Major U.S. cryptocurrency exchange Coinbase has launched the USD Coin stablecoin (USDC), making it the first stablecoin for trade on the platform, Cointelegraph learned at the Money 20/20 conference Oct. 23. The underlying technology behind USDC was developed collaboratively between Coinbase and blockchain-powered payments technology company Circle.
Coinbase customers in supported jurisdictions can now purchase, sell, send, and receive USDC at coinbase.com and the exchange’s iOS and Android apps. Coinbase notes in the statement that its U.S.-based customers outside the state of New York are able to buy and sell, while customers around the world can send and receive the coin.

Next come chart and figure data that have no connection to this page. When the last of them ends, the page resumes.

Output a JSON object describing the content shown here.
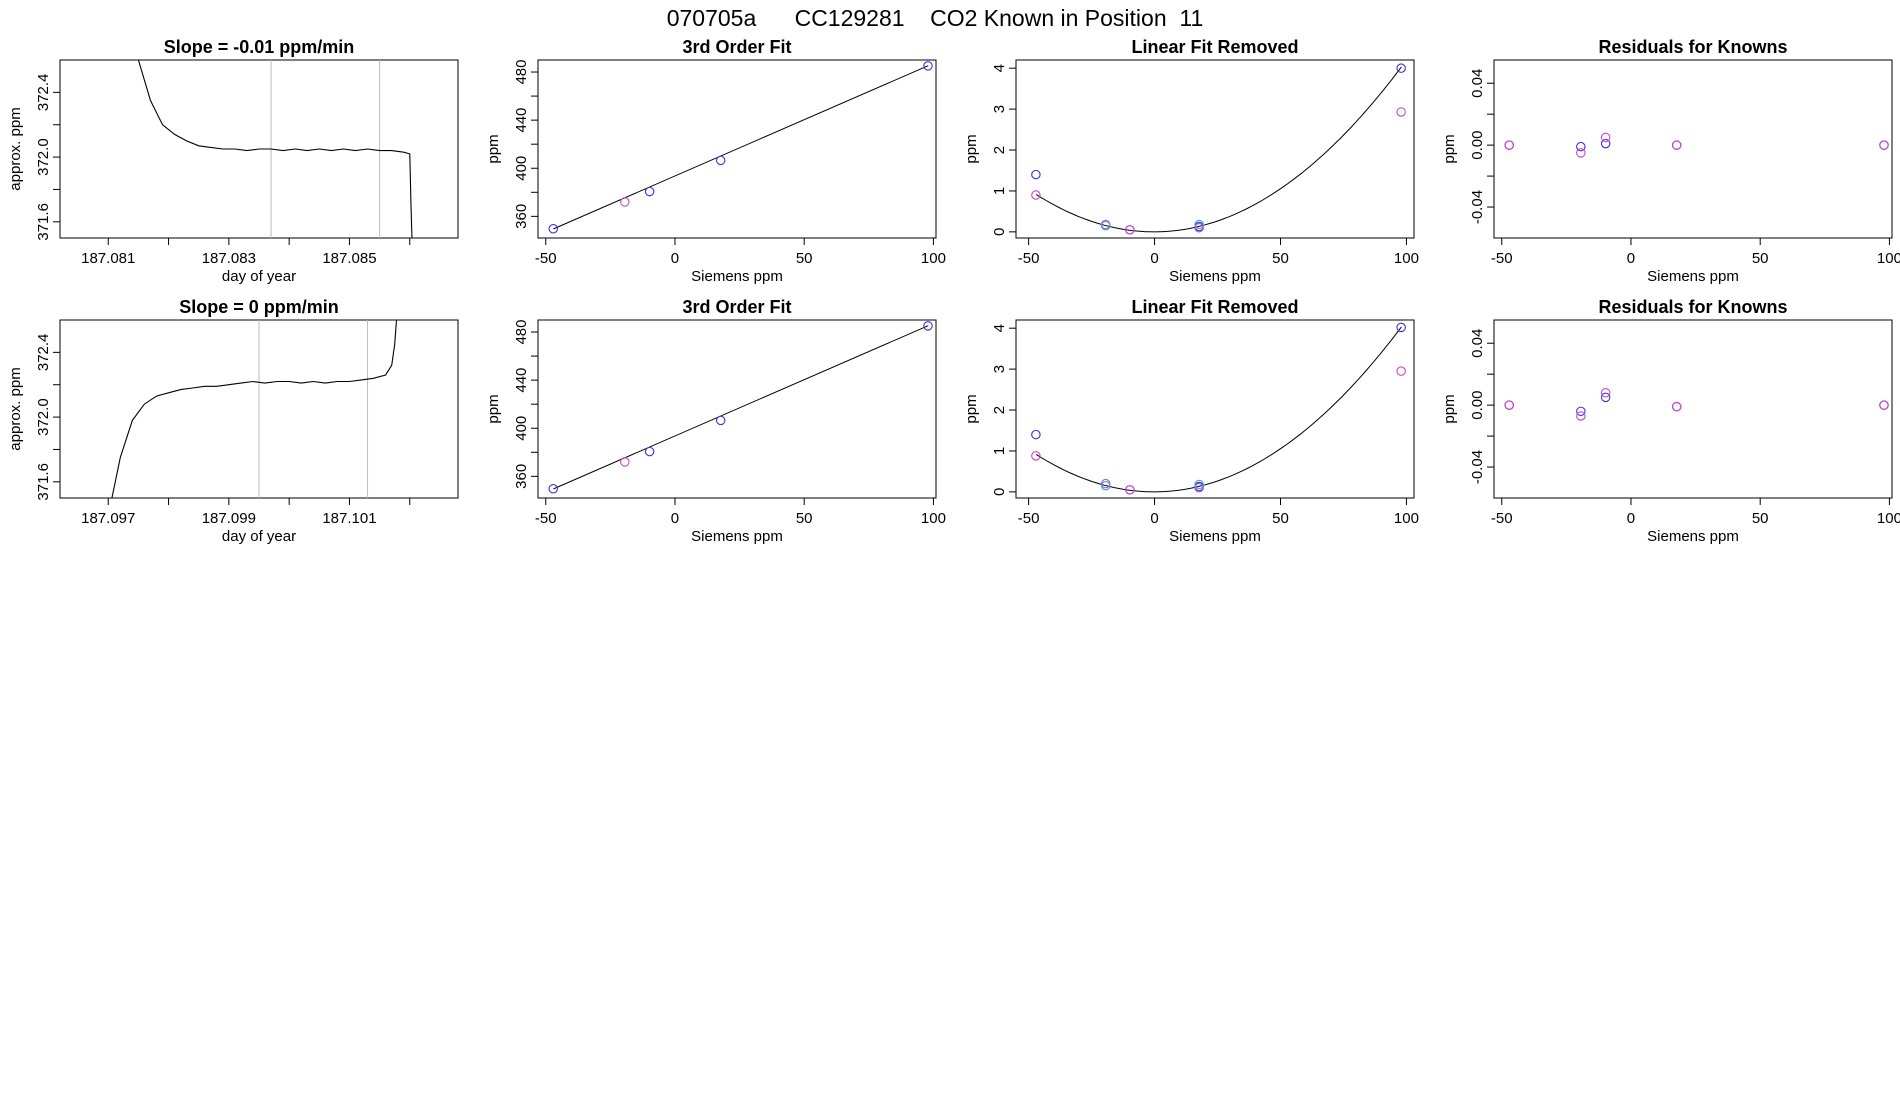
{
  "figure": {
    "title": "070705a      CC129281    CO2 Known in Position  11"
  },
  "colors": {
    "series_a": "#3333dd",
    "series_b": "#cc44cc",
    "series_c": "#33aadd",
    "line": "#000000",
    "vline": "#bbbbbb"
  },
  "chart_data": [
    {
      "id": "r1c1",
      "type": "line",
      "title": "Slope =  -0.01  ppm/min",
      "xlabel": "day of year",
      "ylabel": "approx. ppm",
      "xlim": [
        187.0802,
        187.0868
      ],
      "ylim": [
        371.5,
        372.6
      ],
      "xticks": [
        187.081,
        187.082,
        187.083,
        187.084,
        187.085,
        187.086
      ],
      "xticklabels": [
        "187.081",
        "",
        "187.083",
        "",
        "187.085",
        ""
      ],
      "yticks": [
        371.6,
        371.8,
        372.0,
        372.2,
        372.4
      ],
      "yticklabels": [
        "371.6",
        "",
        "372.0",
        "",
        "372.4"
      ],
      "vlines": [
        187.0837,
        187.0855
      ],
      "series": [
        {
          "x": [
            187.08133,
            187.0815,
            187.0817,
            187.0819,
            187.0821,
            187.0823,
            187.0825,
            187.0827,
            187.0829,
            187.0831,
            187.0833,
            187.0835,
            187.0837,
            187.0839,
            187.0841,
            187.0843,
            187.0845,
            187.0847,
            187.0849,
            187.0851,
            187.0853,
            187.0855,
            187.0857,
            187.0859,
            187.086,
            187.08602,
            187.08606
          ],
          "y": [
            372.9,
            372.6,
            372.35,
            372.2,
            372.14,
            372.1,
            372.07,
            372.06,
            372.05,
            372.05,
            372.04,
            372.05,
            372.05,
            372.04,
            372.05,
            372.04,
            372.05,
            372.04,
            372.05,
            372.04,
            372.05,
            372.04,
            372.04,
            372.03,
            372.02,
            371.7,
            371.2
          ]
        }
      ]
    },
    {
      "id": "r1c2",
      "type": "scatter",
      "title": "3rd Order Fit",
      "xlabel": "Siemens ppm",
      "ylabel": "ppm",
      "xlim": [
        -53,
        101
      ],
      "ylim": [
        342,
        490
      ],
      "xticks": [
        -50,
        0,
        50,
        100
      ],
      "xticklabels": [
        "-50",
        "0",
        "50",
        "100"
      ],
      "yticks": [
        360,
        380,
        400,
        420,
        440,
        460,
        480
      ],
      "yticklabels": [
        "360",
        "",
        "400",
        "",
        "440",
        "",
        "480"
      ],
      "fit_line": {
        "x": [
          -47,
          98
        ],
        "y": [
          349.6,
          485.3
        ]
      },
      "series": [
        {
          "color_key": "series_a",
          "x": [
            -47.1,
            -9.8,
            17.7,
            97.9
          ],
          "y": [
            349.7,
            380.6,
            406.5,
            485.1
          ]
        },
        {
          "color_key": "series_b",
          "x": [
            -19.4
          ],
          "y": [
            372.0
          ]
        }
      ]
    },
    {
      "id": "r1c3",
      "type": "scatter",
      "title": "Linear Fit Removed",
      "xlabel": "Siemens ppm",
      "ylabel": "ppm",
      "xlim": [
        -55,
        103
      ],
      "ylim": [
        -0.15,
        4.2
      ],
      "xticks": [
        -50,
        0,
        50,
        100
      ],
      "xticklabels": [
        "-50",
        "0",
        "50",
        "100"
      ],
      "yticks": [
        0,
        1,
        2,
        3,
        4
      ],
      "yticklabels": [
        "0",
        "1",
        "2",
        "3",
        "4"
      ],
      "curve": {
        "a": 0.000418,
        "b": 0.00017,
        "c": 0,
        "x0": -47,
        "x1": 98
      },
      "series": [
        {
          "color_key": "series_a",
          "x": [
            -47.1,
            -9.8,
            17.7,
            97.9
          ],
          "y": [
            1.4,
            0.05,
            0.13,
            4.0
          ]
        },
        {
          "color_key": "series_b",
          "x": [
            -47.1,
            -19.4,
            -9.8,
            17.7,
            97.9
          ],
          "y": [
            0.9,
            0.18,
            0.05,
            0.1,
            2.93
          ]
        },
        {
          "color_key": "series_c",
          "x": [
            -19.4,
            17.7
          ],
          "y": [
            0.15,
            0.18
          ]
        }
      ]
    },
    {
      "id": "r1c4",
      "type": "scatter",
      "title": "Residuals for Knowns",
      "xlabel": "Siemens ppm",
      "ylabel": "ppm",
      "xlim": [
        -53,
        101
      ],
      "ylim": [
        -0.06,
        0.055
      ],
      "xticks": [
        -50,
        0,
        50,
        100
      ],
      "xticklabels": [
        "-50",
        "0",
        "50",
        "100"
      ],
      "yticks": [
        -0.04,
        -0.02,
        0.0,
        0.02,
        0.04
      ],
      "yticklabels": [
        "-0.04",
        "",
        "0.00",
        "",
        "0.04"
      ],
      "series": [
        {
          "color_key": "series_a",
          "x": [
            -47.1,
            -19.4,
            -9.8,
            17.7,
            97.9
          ],
          "y": [
            0.0,
            -0.001,
            0.001,
            0.0,
            0.0
          ]
        },
        {
          "color_key": "series_b",
          "x": [
            -47.1,
            -19.4,
            -9.8,
            17.7,
            97.9
          ],
          "y": [
            0.0,
            -0.005,
            0.005,
            0.0,
            0.0
          ]
        }
      ]
    },
    {
      "id": "r2c1",
      "type": "line",
      "title": "Slope =  0  ppm/min",
      "xlabel": "day of year",
      "ylabel": "approx. ppm",
      "xlim": [
        187.0962,
        187.1028
      ],
      "ylim": [
        371.5,
        372.6
      ],
      "xticks": [
        187.097,
        187.098,
        187.099,
        187.1,
        187.101,
        187.102
      ],
      "xticklabels": [
        "187.097",
        "",
        "187.099",
        "",
        "187.101",
        ""
      ],
      "yticks": [
        371.6,
        371.8,
        372.0,
        372.2,
        372.4
      ],
      "yticklabels": [
        "371.6",
        "",
        "372.0",
        "",
        "372.4"
      ],
      "vlines": [
        187.0995,
        187.1013
      ],
      "series": [
        {
          "x": [
            187.09706,
            187.0972,
            187.0974,
            187.0976,
            187.0978,
            187.098,
            187.0982,
            187.0984,
            187.0986,
            187.0988,
            187.099,
            187.0992,
            187.0994,
            187.0996,
            187.0998,
            187.1,
            187.1002,
            187.1004,
            187.1006,
            187.1008,
            187.101,
            187.1012,
            187.1014,
            187.1016,
            187.1017,
            187.10175,
            187.1018
          ],
          "y": [
            371.5,
            371.75,
            371.98,
            372.08,
            372.13,
            372.15,
            372.17,
            372.18,
            372.19,
            372.19,
            372.2,
            372.21,
            372.22,
            372.21,
            372.22,
            372.22,
            372.21,
            372.22,
            372.21,
            372.22,
            372.22,
            372.23,
            372.24,
            372.26,
            372.32,
            372.45,
            372.7
          ]
        }
      ]
    },
    {
      "id": "r2c2",
      "type": "scatter",
      "title": "3rd Order Fit",
      "xlabel": "Siemens ppm",
      "ylabel": "ppm",
      "xlim": [
        -53,
        101
      ],
      "ylim": [
        342,
        490
      ],
      "xticks": [
        -50,
        0,
        50,
        100
      ],
      "xticklabels": [
        "-50",
        "0",
        "50",
        "100"
      ],
      "yticks": [
        360,
        380,
        400,
        420,
        440,
        460,
        480
      ],
      "yticklabels": [
        "360",
        "",
        "400",
        "",
        "440",
        "",
        "480"
      ],
      "fit_line": {
        "x": [
          -47,
          98
        ],
        "y": [
          349.6,
          485.3
        ]
      },
      "series": [
        {
          "color_key": "series_a",
          "x": [
            -47.1,
            -9.8,
            17.7,
            97.9
          ],
          "y": [
            349.7,
            380.6,
            406.5,
            485.1
          ]
        },
        {
          "color_key": "series_b",
          "x": [
            -19.4
          ],
          "y": [
            372.0
          ]
        }
      ]
    },
    {
      "id": "r2c3",
      "type": "scatter",
      "title": "Linear Fit Removed",
      "xlabel": "Siemens ppm",
      "ylabel": "ppm",
      "xlim": [
        -55,
        103
      ],
      "ylim": [
        -0.15,
        4.2
      ],
      "xticks": [
        -50,
        0,
        50,
        100
      ],
      "xticklabels": [
        "-50",
        "0",
        "50",
        "100"
      ],
      "yticks": [
        0,
        1,
        2,
        3,
        4
      ],
      "yticklabels": [
        "0",
        "1",
        "2",
        "3",
        "4"
      ],
      "curve": {
        "a": 0.000418,
        "b": 0.00017,
        "c": 0,
        "x0": -47,
        "x1": 98
      },
      "series": [
        {
          "color_key": "series_a",
          "x": [
            -47.1,
            -9.8,
            17.7,
            97.9
          ],
          "y": [
            1.4,
            0.05,
            0.13,
            4.02
          ]
        },
        {
          "color_key": "series_b",
          "x": [
            -47.1,
            -19.4,
            -9.8,
            17.7,
            97.9
          ],
          "y": [
            0.88,
            0.2,
            0.05,
            0.1,
            2.95
          ]
        },
        {
          "color_key": "series_c",
          "x": [
            -19.4,
            17.7
          ],
          "y": [
            0.15,
            0.18
          ]
        }
      ]
    },
    {
      "id": "r2c4",
      "type": "scatter",
      "title": "Residuals for Knowns",
      "xlabel": "Siemens ppm",
      "ylabel": "ppm",
      "xlim": [
        -53,
        101
      ],
      "ylim": [
        -0.06,
        0.055
      ],
      "xticks": [
        -50,
        0,
        50,
        100
      ],
      "xticklabels": [
        "-50",
        "0",
        "50",
        "100"
      ],
      "yticks": [
        -0.04,
        -0.02,
        0.0,
        0.02,
        0.04
      ],
      "yticklabels": [
        "-0.04",
        "",
        "0.00",
        "",
        "0.04"
      ],
      "series": [
        {
          "color_key": "series_a",
          "x": [
            -47.1,
            -19.4,
            -9.8,
            17.7,
            97.9
          ],
          "y": [
            0.0,
            -0.004,
            0.005,
            -0.001,
            0.0
          ]
        },
        {
          "color_key": "series_b",
          "x": [
            -47.1,
            -19.4,
            -9.8,
            17.7,
            97.9
          ],
          "y": [
            0.0,
            -0.007,
            0.008,
            -0.001,
            0.0
          ]
        }
      ]
    }
  ]
}
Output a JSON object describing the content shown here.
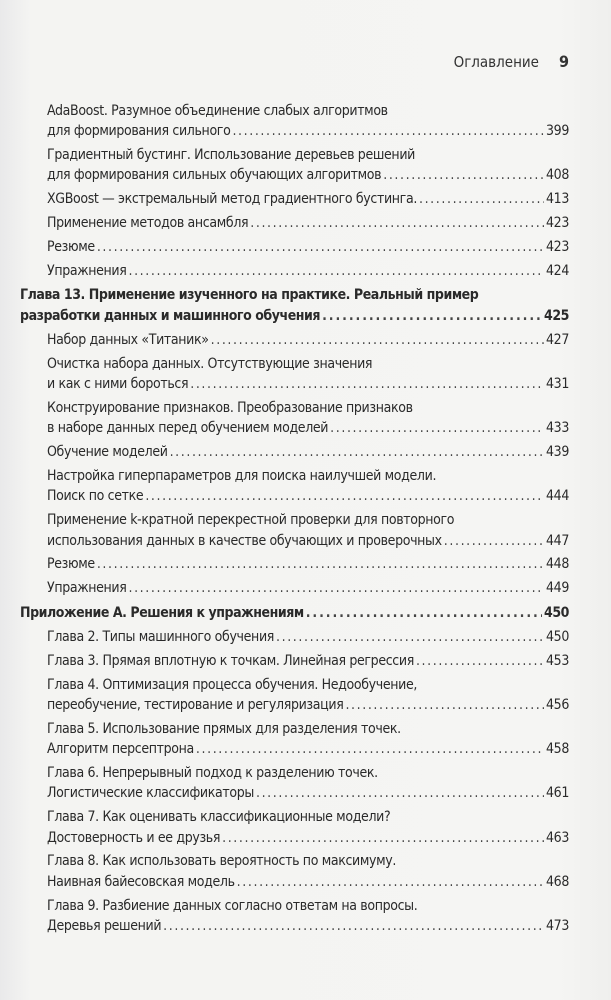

Coinbase states that USDC will be coming to Coinbase Pro in the coming weeks and is already supported on Coinbase Wallet, with more jurisdictions to become available in the future. The coin is purportedly 100 percent collateralized with U.S. dollars, which are held in accounts that are subject to public reporting of reserves. At the Money 20/20 conference in Las Vegas, Coinbase President and COO Asiff Hirji said:
“We are issuing stablecoins backed 1:1 with the U.S. dollar, completely audited, completely transparent. We think this is a key step toward unlocking innovation in crypto.”
A stablecoin is a digital currency tied to another stable currency like the U.S. dollar, and is designed to minimize price volatility. The value of a stablecoin is based on the value of the backing fiat currency, which is held by a third party regulated financial entity.
Earlier this month, another stablecoin Tether (USDT) found itself at the source of controversy after volatility caused it to lose its long-time peg to the U.S. dollar. At the time, USDT traded around $0.975, at one point dropping as low as $0.91. The problems arose amid rumors that crypto exchange Bitfinex, the CEO of which is also CEO of Tether, was facing insolvency.
Following the news, cryptocurrency investor and entrepreneur Michael Novogratz said that USDT should create more “transparency” about its operations. Novogratz said that he thinks “Tether didn’t do a great job in terms of creating transparency,” while also noting that “the concept of stablecoins makes sense.”